NFL News & Analysis

Vikings' Anthony Harris will be hoping to build upon a stellar breakout campaign

When the Minnesota Vikings added George Iloka last August, it appeared Anthony Harris was destined for another season of special teams, buried on the safety depth chart.

A Week 5 groin injury to Andrew Sendejo earned Harris a spot in the defensive rotation, and a 44-yard touchdown catch by New Orleans Saints wide receiver Michael Thomas in Week 8 would be the last defensive snap the Vikings played last season without Harris on the field. Iloka took his spot on the bench, and the former undrafted free agent out of Virginia became one of the breakout stars of 2018.

Harris led the NFL with a passer rating allowed of just 24.0, targeted just 13 times on 340 coverage snaps. He gave up only seven catches for 52 yards with no touchdowns, three interceptions and two pass breakups in 11 games. His 0.16 yards allowed per coverage snap was second among safeties with more than two catches given up, and he missed only two tackles over the season, good for a top-six tackling efficiency at his position.

Harris started to emerge in his first action off the bench, recording his first interception in just six coverage snaps against the Arizona Cardinals, but his signature performance came against the Chicago Bears in a Week 11 loss. He intercepted Mitchell Trubisky twice and added a pass breakup for good measure, despite only one target being thrown at his actual coverage responsibility.

The injury to Sendejo and eventual transition to Harris corresponded with a shift in play-calling from Mike Zimmer. Over the first four weeks of the season, with the veteran in the lineup, the Vikings ran two-deep coverages on just under a third of their passing snaps. From Week 5 on, Zimmer switched to over half of his coverages featuring two-deep safeties. It didn’t appear to be ideal for Iloka, but Harris stepped in and thrived.

He hadn’t played more than 250 defensive snaps in any of his first three seasons in Minnesota, filling in the starting lineup sparingly when Sendejo and Harrison Smith recovered from minor injuries. Harris flashed high-level safety play in his last start of 2017 against the Los Angeles Rams with a forced fumble and a pass breakup, and he’s only allowed one touchdown in his 711 career coverage snaps.
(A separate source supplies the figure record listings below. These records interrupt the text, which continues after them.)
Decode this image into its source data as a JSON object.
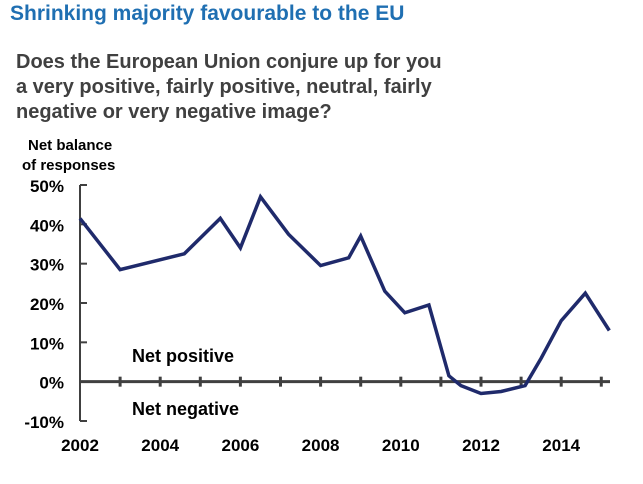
{
  "title": "Shrinking majority favourable to the EU",
  "question": {
    "line1": "Does the European Union conjure up for you",
    "line2": "a very positive, fairly positive, neutral, fairly",
    "line3": "negative or very negative image?"
  },
  "chart_data": {
    "type": "line",
    "ylabel_line1": "Net balance",
    "ylabel_line2": "of responses",
    "ylim": [
      -10,
      50
    ],
    "yticks": [
      50,
      40,
      30,
      20,
      10,
      0,
      -10
    ],
    "ytick_labels": [
      "50%",
      "40%",
      "30%",
      "20%",
      "10%",
      "0%",
      "-10%"
    ],
    "xlim": [
      2002,
      2015.2
    ],
    "xticks": [
      2002,
      2004,
      2006,
      2008,
      2010,
      2012,
      2014
    ],
    "xtick_labels": [
      "2002",
      "2004",
      "2006",
      "2008",
      "2010",
      "2012",
      "2014"
    ],
    "annotations": {
      "positive": "Net positive",
      "negative": "Net negative"
    },
    "line_color": "#1f2a6b",
    "series": [
      {
        "name": "Net balance",
        "x": [
          2002.0,
          2003.0,
          2004.6,
          2005.5,
          2006.0,
          2006.5,
          2007.2,
          2008.0,
          2008.7,
          2009.0,
          2009.6,
          2010.1,
          2010.7,
          2011.2,
          2011.5,
          2012.0,
          2012.5,
          2013.1,
          2013.5,
          2014.0,
          2014.6,
          2015.2
        ],
        "y": [
          41.5,
          28.5,
          32.5,
          41.5,
          34,
          47,
          37.5,
          29.5,
          31.5,
          37,
          23,
          17.5,
          19.5,
          1.5,
          -1,
          -3,
          -2.5,
          -1,
          6,
          15.5,
          22.5,
          13
        ]
      }
    ]
  }
}
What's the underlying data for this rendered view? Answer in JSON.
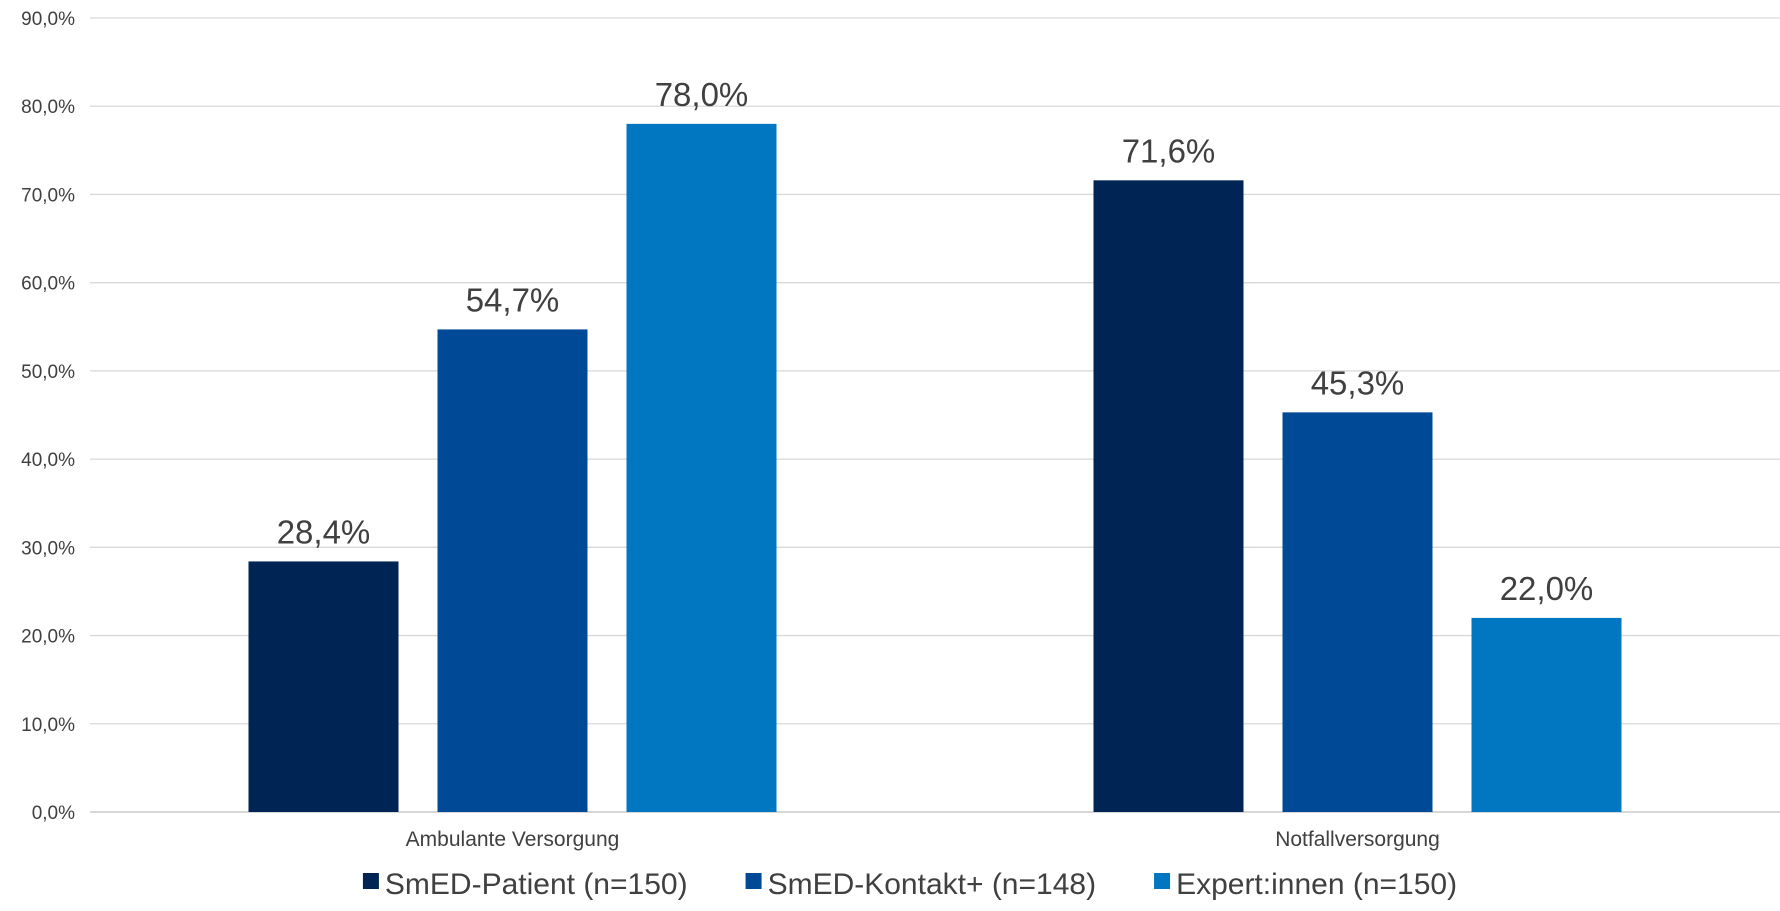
{
  "chart_data": {
    "type": "bar",
    "title": "",
    "xlabel": "",
    "ylabel": "",
    "ylim": [
      0,
      90
    ],
    "yticks": [
      0,
      10,
      20,
      30,
      40,
      50,
      60,
      70,
      80,
      90
    ],
    "ytick_labels": [
      "0,0%",
      "10,0%",
      "20,0%",
      "30,0%",
      "40,0%",
      "50,0%",
      "60,0%",
      "70,0%",
      "80,0%",
      "90,0%"
    ],
    "grid": true,
    "legend_position": "bottom",
    "categories": [
      "Ambulante Versorgung",
      "Notfallversorgung"
    ],
    "series": [
      {
        "name": "SmED-Patient (n=150)",
        "color": "#002554",
        "values": [
          28.4,
          71.6
        ],
        "labels": [
          "28,4%",
          "71,6%"
        ]
      },
      {
        "name": "SmED-Kontakt+ (n=148)",
        "color": "#004996",
        "values": [
          54.7,
          45.3
        ],
        "labels": [
          "54,7%",
          "45,3%"
        ]
      },
      {
        "name": "Expert:innen (n=150)",
        "color": "#0077C0",
        "values": [
          78.0,
          22.0
        ],
        "labels": [
          "78,0%",
          "22,0%"
        ]
      }
    ]
  }
}
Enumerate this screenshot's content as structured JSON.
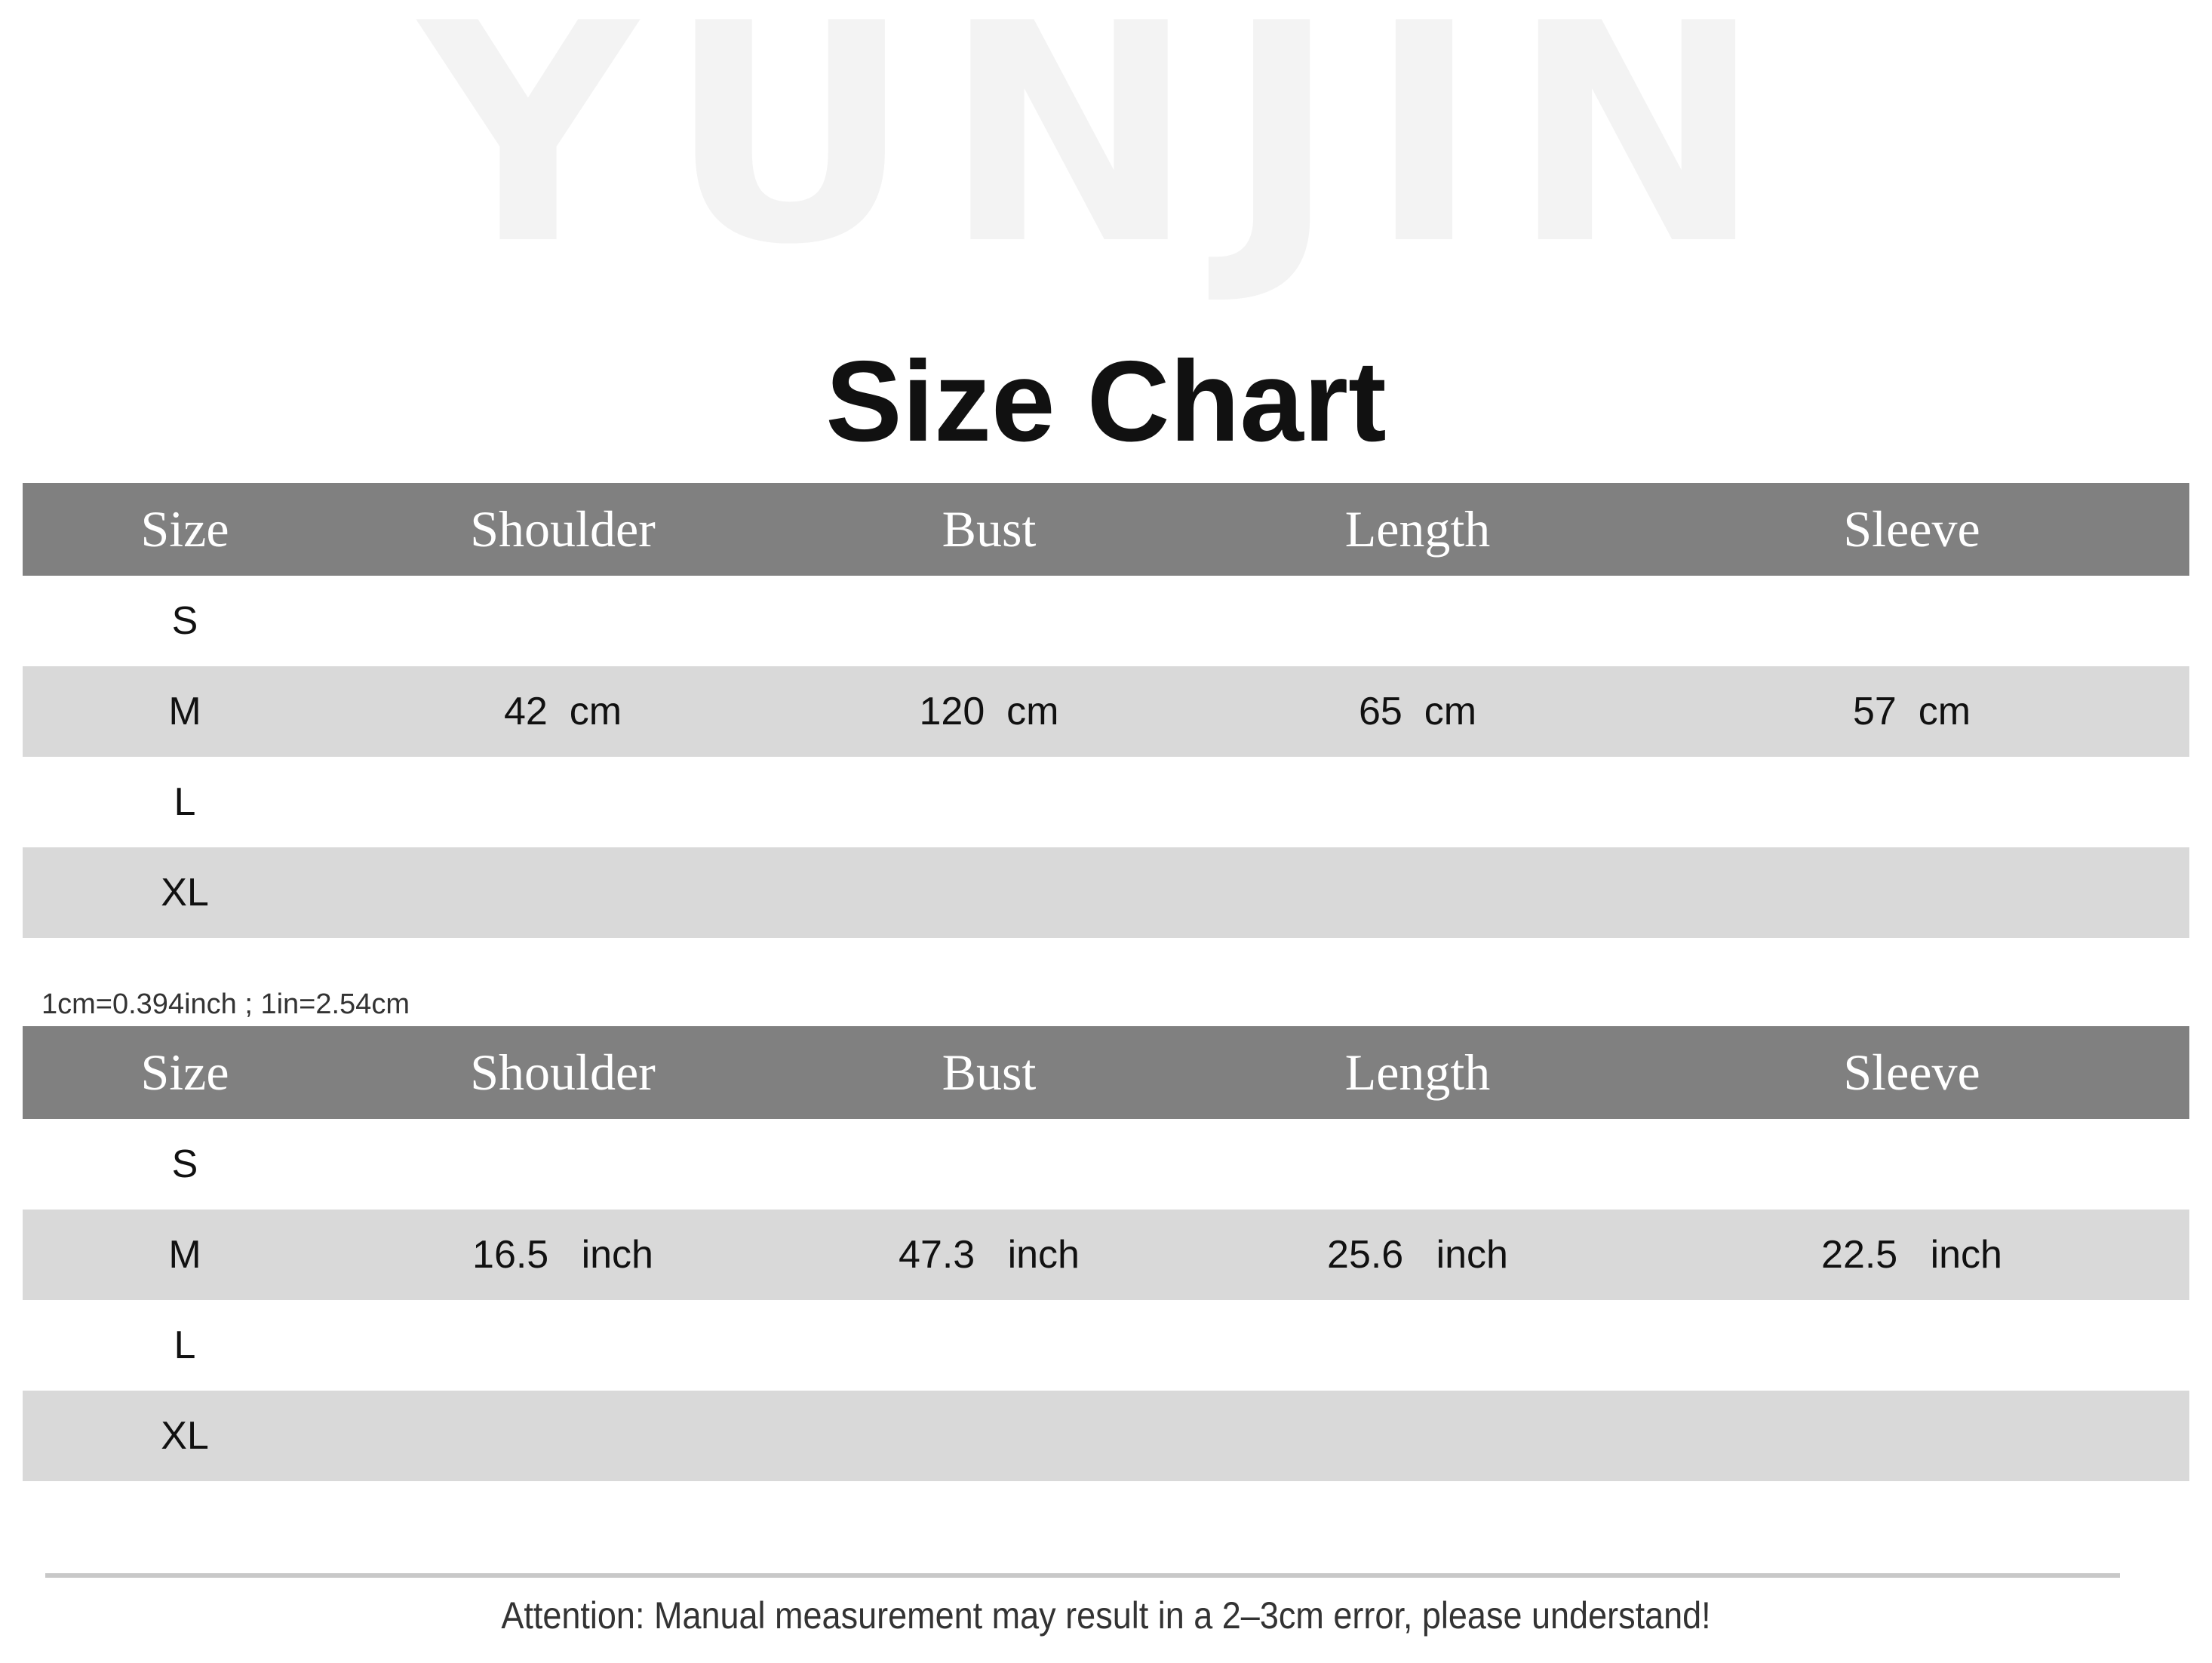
{
  "brand_watermark": "YUNJIN",
  "title": "Size Chart",
  "cm_table": {
    "headers": [
      "Size",
      "Shoulder",
      "Bust",
      "Length",
      "Sleeve"
    ],
    "rows": [
      [
        "S",
        "",
        "",
        "",
        ""
      ],
      [
        "M",
        "42  cm",
        "120  cm",
        "65  cm",
        "57  cm"
      ],
      [
        "L",
        "",
        "",
        "",
        ""
      ],
      [
        "XL",
        "",
        "",
        "",
        ""
      ]
    ]
  },
  "conversion_note": "1cm=0.394inch ; 1in=2.54cm",
  "inch_table": {
    "headers": [
      "Size",
      "Shoulder",
      "Bust",
      "Length",
      "Sleeve"
    ],
    "rows": [
      [
        "S",
        "",
        "",
        "",
        ""
      ],
      [
        "M",
        "16.5   inch",
        "47.3   inch",
        "25.6   inch",
        "22.5   inch"
      ],
      [
        "L",
        "",
        "",
        "",
        ""
      ],
      [
        "XL",
        "",
        "",
        "",
        ""
      ]
    ]
  },
  "attention": "Attention: Manual measurement may result in a 2–3cm error, please understand!",
  "colors": {
    "header_bg": "#808080",
    "alt_row_bg": "#d9d9d9",
    "watermark": "#f3f3f3"
  }
}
Harris’ half-season heroics earned the Vikings' trust for 2019 and a second-round restricted free agent tender asking him to prove it for a full season. The team let Sendejo and Iloka sign elsewhere this offseason, and currently, no one else on their depth chart has meaningful NFL experience at safety.

Minnesota doesn’t need Harris to play like a top-five safety, but he has to help stabilize the side's secondary once again to cash in and rewrite the story of his NFL career.